ビデオ 試写室◆ ビデオ評 45 『WHO IS JESUS ?』
古川第一郎
日本キリスト改革派 南越谷コイノニア教会牧師
イエス・キリストの偉大な生涯が27分に凝縮
イエス・キリストの生涯を描いた映画は数多くありますが、時間が長すぎてなかなか見られないことと、断片的で全体の流れをつかめないという欠点があります。この作品は、たった27分で、誕生・洗礼・山上の説教・病人の癒し・ペテロの信仰告白・十字架と復活の予告・エルサレム入城・宮清め・偽善者の糾弾・エルサレムへの嘆き・最後の晩餐・ユダの裏切り・十字架・復活という生涯の全体を凝縮しています。けれどもひとつひとつの場面が希薄ではなく、イエス様の感情が激しく表現されています。その表情のいくつかを、紹介してみましょう。

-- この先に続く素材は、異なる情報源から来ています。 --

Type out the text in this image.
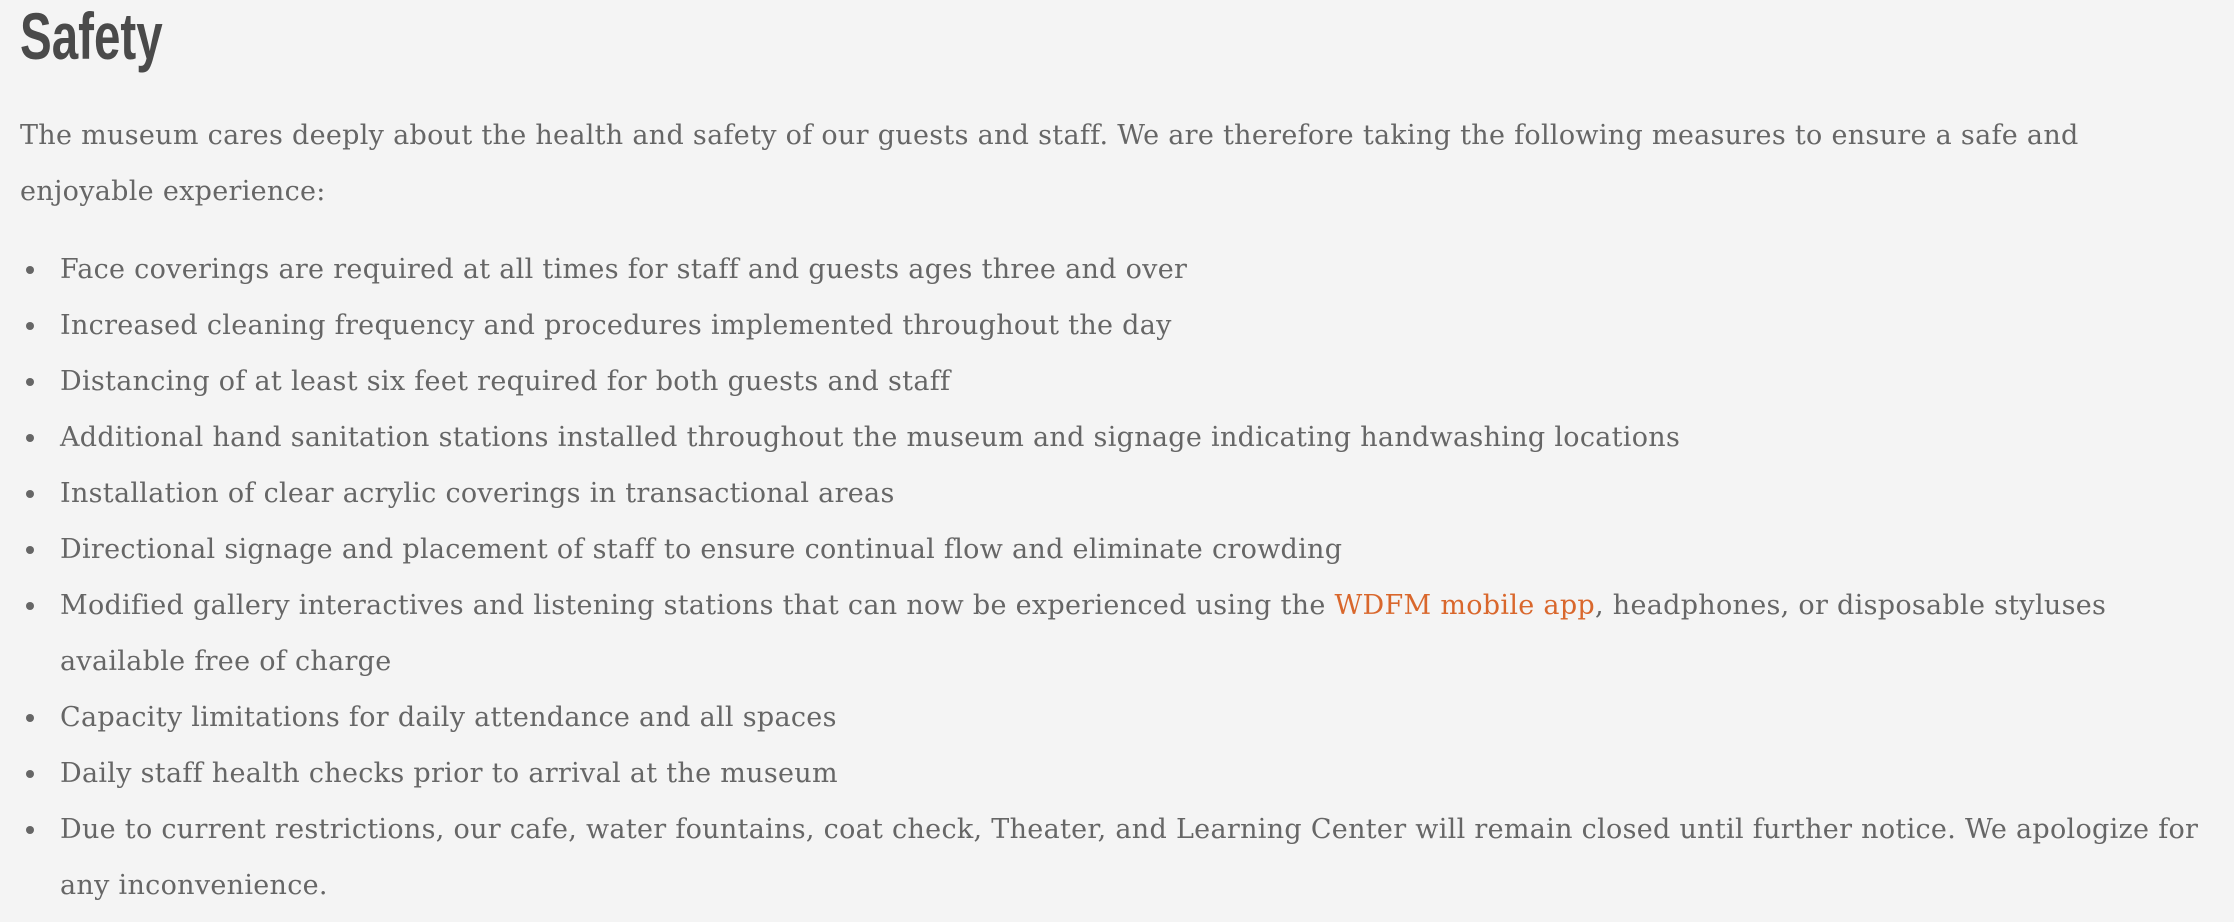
Safety

The museum cares deeply about the health and safety of our guests and staff. We are therefore taking the following measures to ensure a safe and enjoyable experience:

Face coverings are required at all times for staff and guests ages three and over
Increased cleaning frequency and procedures implemented throughout the day
Distancing of at least six feet required for both guests and staff
Additional hand sanitation stations installed throughout the museum and signage indicating handwashing locations
Installation of clear acrylic coverings in transactional areas
Directional signage and placement of staff to ensure continual flow and eliminate crowding
Modified gallery interactives and listening stations that can now be experienced using the WDFM mobile app, headphones, or disposable styluses available free of charge
Capacity limitations for daily attendance and all spaces
Daily staff health checks prior to arrival at the museum
Due to current restrictions, our cafe, water fountains, coat check, Theater, and Learning Center will remain closed until further notice. We apologize for any inconvenience.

- いつもニコニコ笑っています。笑顔の人というのは、心が和み、安心します。でも、聖画などでは、笑顔のイエス様を見ることはまずありません。本当はよく笑う、ユーモアに富んだ方だったと、最近の学者は言っています。
- 「病人」を見つめるときの、「病人」の悲しみをすべて共有するような悲しい表情。そして、癒されたときに、一緒に転げまわって喜ぶイエス様。その大きな笑い声も印象的です。

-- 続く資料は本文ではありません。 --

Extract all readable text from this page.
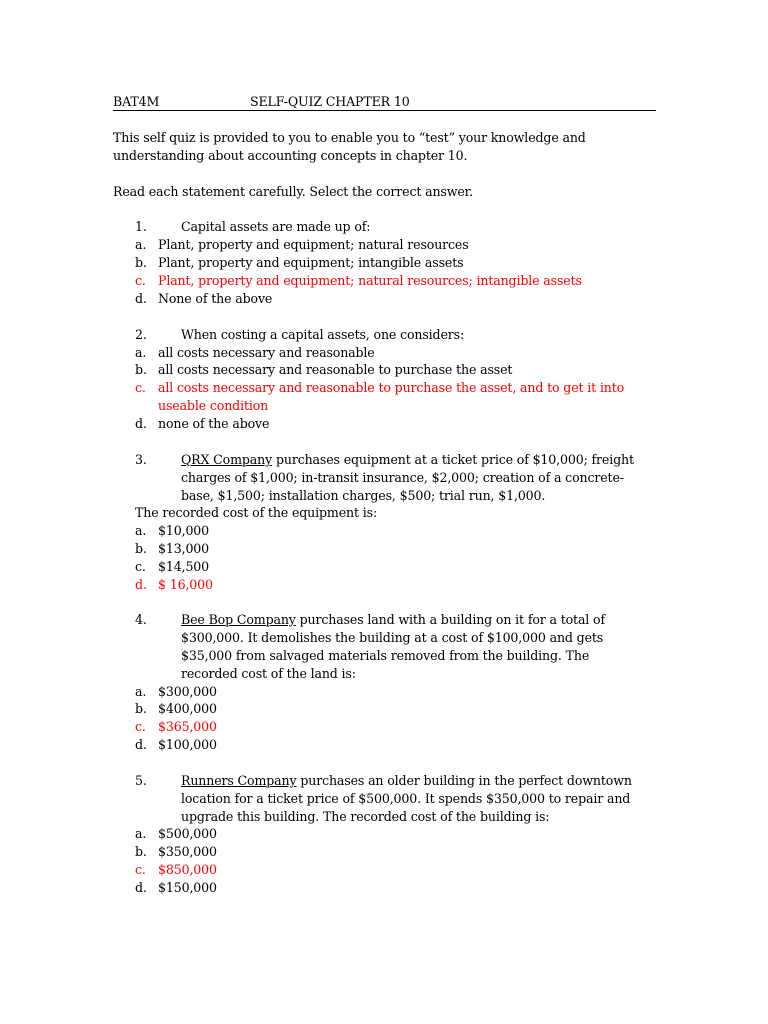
BAT4M	SELF-QUIZ CHAPTER 10
This self quiz is provided to you to enable you to “test” your knowledge and
understanding about accounting concepts in chapter 10.
Read each statement carefully. Select the correct answer.
1.	Capital assets are made up of:
a. Plant, property and equipment; natural resources
b. Plant, property and equipment; intangible assets
c. Plant, property and equipment; natural resources; intangible assets
d. None of the above
2.	When costing a capital assets, one considers:
a. all costs necessary and reasonable
b. all costs necessary and reasonable to purchase the asset
c. all costs necessary and reasonable to purchase the asset, and to get it into
useable condition
d. none of the above
3.	QRX Company purchases equipment at a ticket price of $10,000; freight
charges of $1,000; in-transit insurance, $2,000; creation of a concrete-
base, $1,500; installation charges, $500; trial run, $1,000.
The recorded cost of the equipment is:
a. $10,000
b. $13,000
c. $14,500
d. $ 16,000
4.	Bee Bop Company purchases land with a building on it for a total of
$300,000. It demolishes the building at a cost of $100,000 and gets
$35,000 from salvaged materials removed from the building. The
recorded cost of the land is:
a. $300,000
b. $400,000
c. $365,000
d. $100,000
5.	Runners Company purchases an older building in the perfect downtown
location for a ticket price of $500,000. It spends $350,000 to repair and
upgrade this building. The recorded cost of the building is:
a. $500,000
b. $350,000
c. $850,000
d. $150,000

- 神殿で商売をする者たちを追い出した後に見せる激しい怒り。これはご自分の死を覚悟した必死の抗議でした。
- 何よりも印象に残るのは、最後の晩餐のときです。「わたしを裏切る者がここにいる」と言って、みんなが戸惑っているとき、「人の子を裏切るような者は、……生まれない方が良かったのです」と言うと、ユダが「まさか私ではないでしょう」と言います。そのときイエス様は、たまらずユダを抱きしめて、「いや、それはあなただ」と泣きながら答えます。ユダへの愛があふれています。しかしその手を振り払って、ユダは出て行きます。

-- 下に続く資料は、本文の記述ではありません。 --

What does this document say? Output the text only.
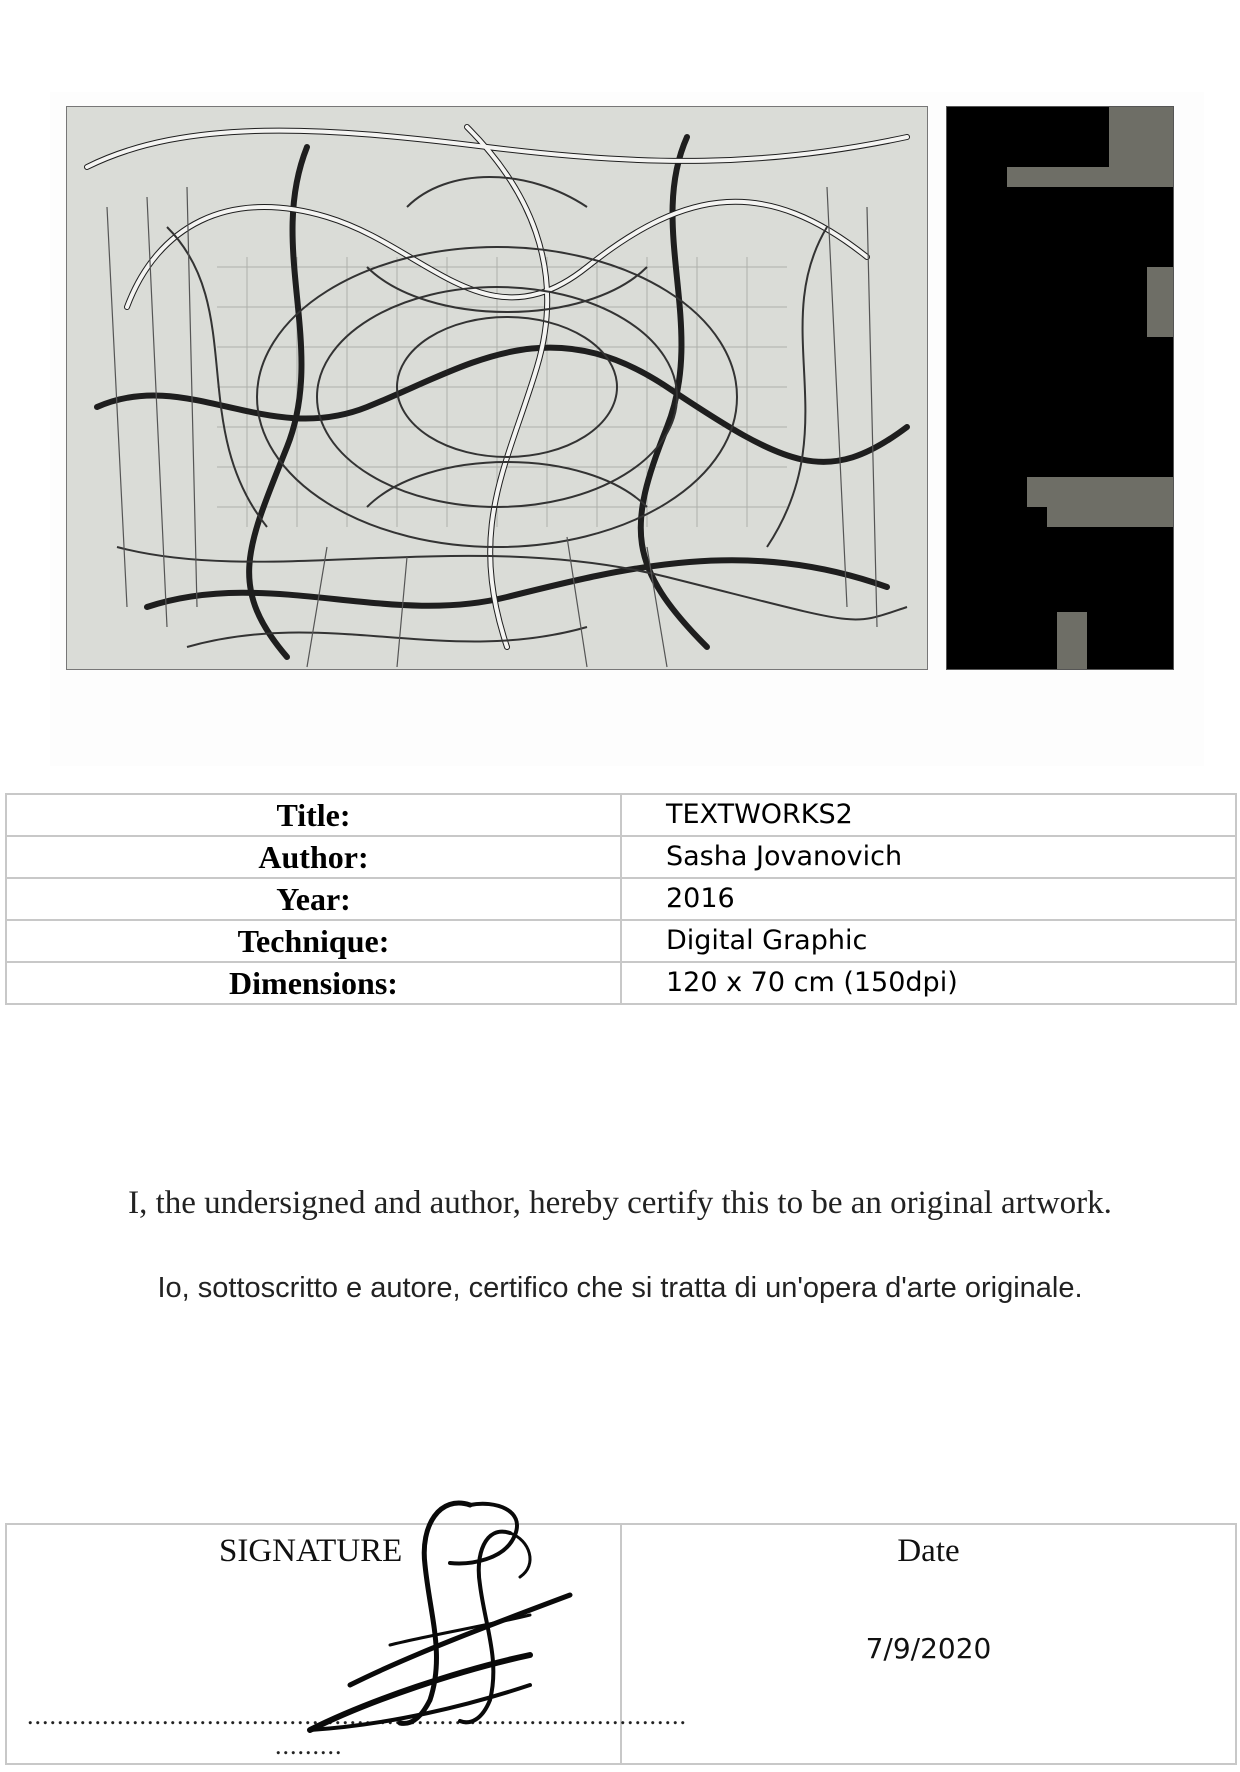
Title:	TEXTWORKS2
Author:	Sasha Jovanovich
Year:	2016
Technique:	Digital Graphic
Dimensions:	120 x 70 cm (150dpi)
I, the undersigned and author, hereby certify this to be an original artwork.
Io, sottoscritto e autore, certifico che si tratta di un'opera d'arte originale.
SIGNATURE
........................................................................................
.........

Date
7/9/2020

- 復活のイエス様は、それまでにもまさる最高の笑顔です。そして、見ているあなたの方を見て、指で「来なさい」と招いています。
最後に、イエスを演じたブルース・マルチアーノが登場します。十字架のシーンを撮るのに12時間もかかり、そのうち9時間も十字架についていたそうです。ローマ兵役の俳優が、「神の子ならそこから降りてみろ」と言ったとき、「イエス様は、ここから降りることもできたんだなあ」と思ったそうです。「なぜ降りなかったんだろう?」その答えは、子どもの頃から聞いていたけれど、はじめてそれがどんなにすごいことだったかわかったといいます。「あなたを愛しているから、降りなかったのです。最後まで苦しんで、死ぬことを選ばれたのです」という主演者によるメッセージで終わっています。そして、イエス様を心に受け入れる祈りも、彼が導いています。このビデオ1本で伝道もできます。
ある牧師が言いました。「クリスチャンは、喜びと楽しみだけで生きるわけではない。喜怒哀楽、全部が必要なんだ。」この作品は、イエス様の喜怒哀楽を、本当によく表現しています。